Zapytacie się pewnie, jaki ten tekst ma związek z przewodnim tematem bloga jakim jest organizacja zawodów. Zapewne ktoś może sobie pomyśleć, co taki "siedemnastoletni gówniarz" wie o życiu. Otóż wysuwając takie stwierdzenie zdecydowanie będzie miał racje. Dlatego tym bardziej chciałbym docenić wszystkich ludzi, którzy pomimo swoich licznych obowiązków zawodowych i posiadanych rodzin potrafią działać. Dzięki organizacji potrafią stanąć na wysokości zadania i poza codziennymi obowiązkami, pracują w klubach i związkach dla dobra młodych sportowców.

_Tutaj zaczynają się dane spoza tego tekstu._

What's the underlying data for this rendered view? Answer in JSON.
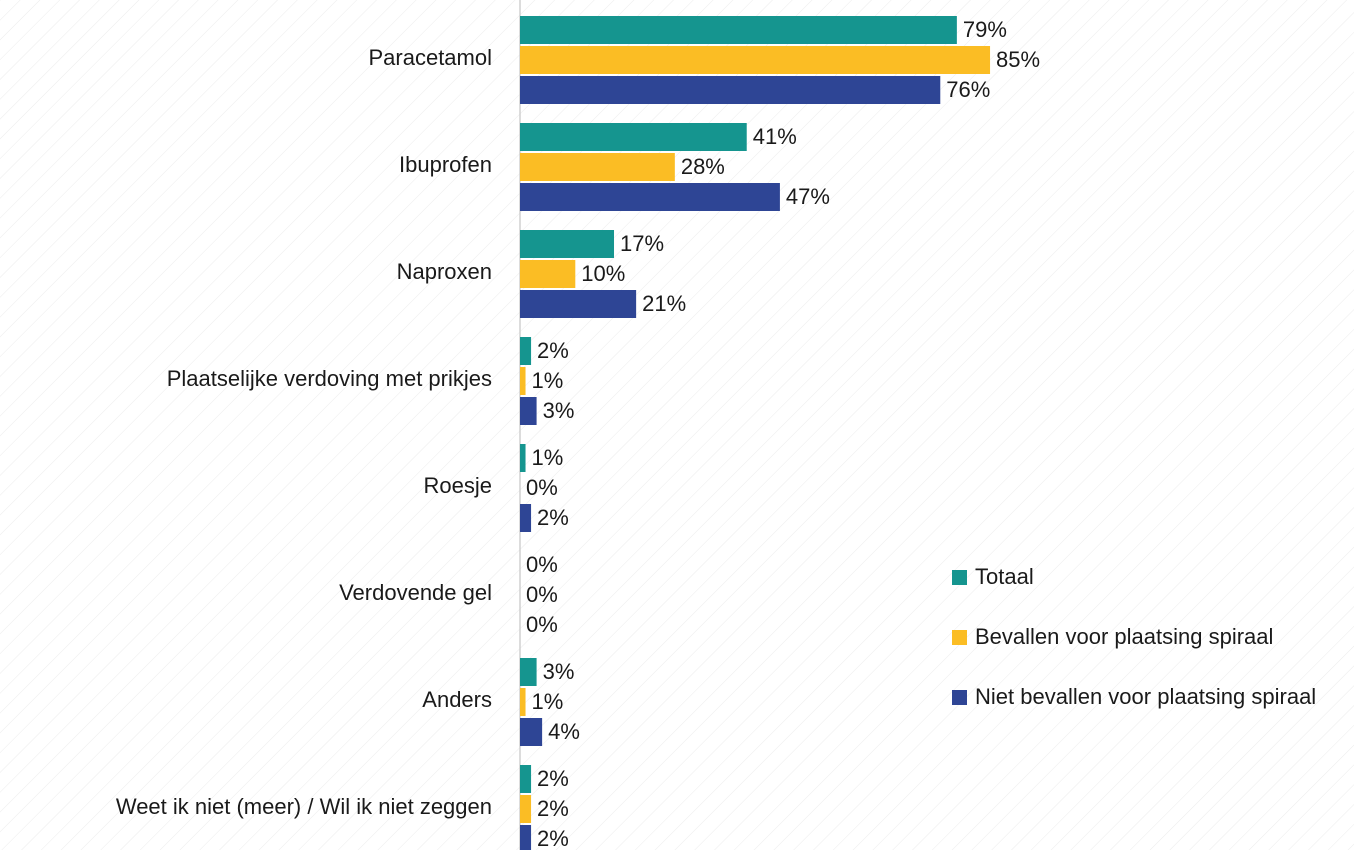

Na zakończenie chciałbym zauważyć, że jeśli chodzi o organizację zawodów dochodzą dwa kolejne czynniki, a mianowicie czas i pieniądze, na które niestety organizatorzy nie zawsze mają wpływ. Mam jednak nadzieję, że dzięki porządkowi i organizacji z czasem również przyjdą pieniądze :), a każdemu wykonywana praca będzie przynosić satysfakcję oraz wdzięczność innych ludzi.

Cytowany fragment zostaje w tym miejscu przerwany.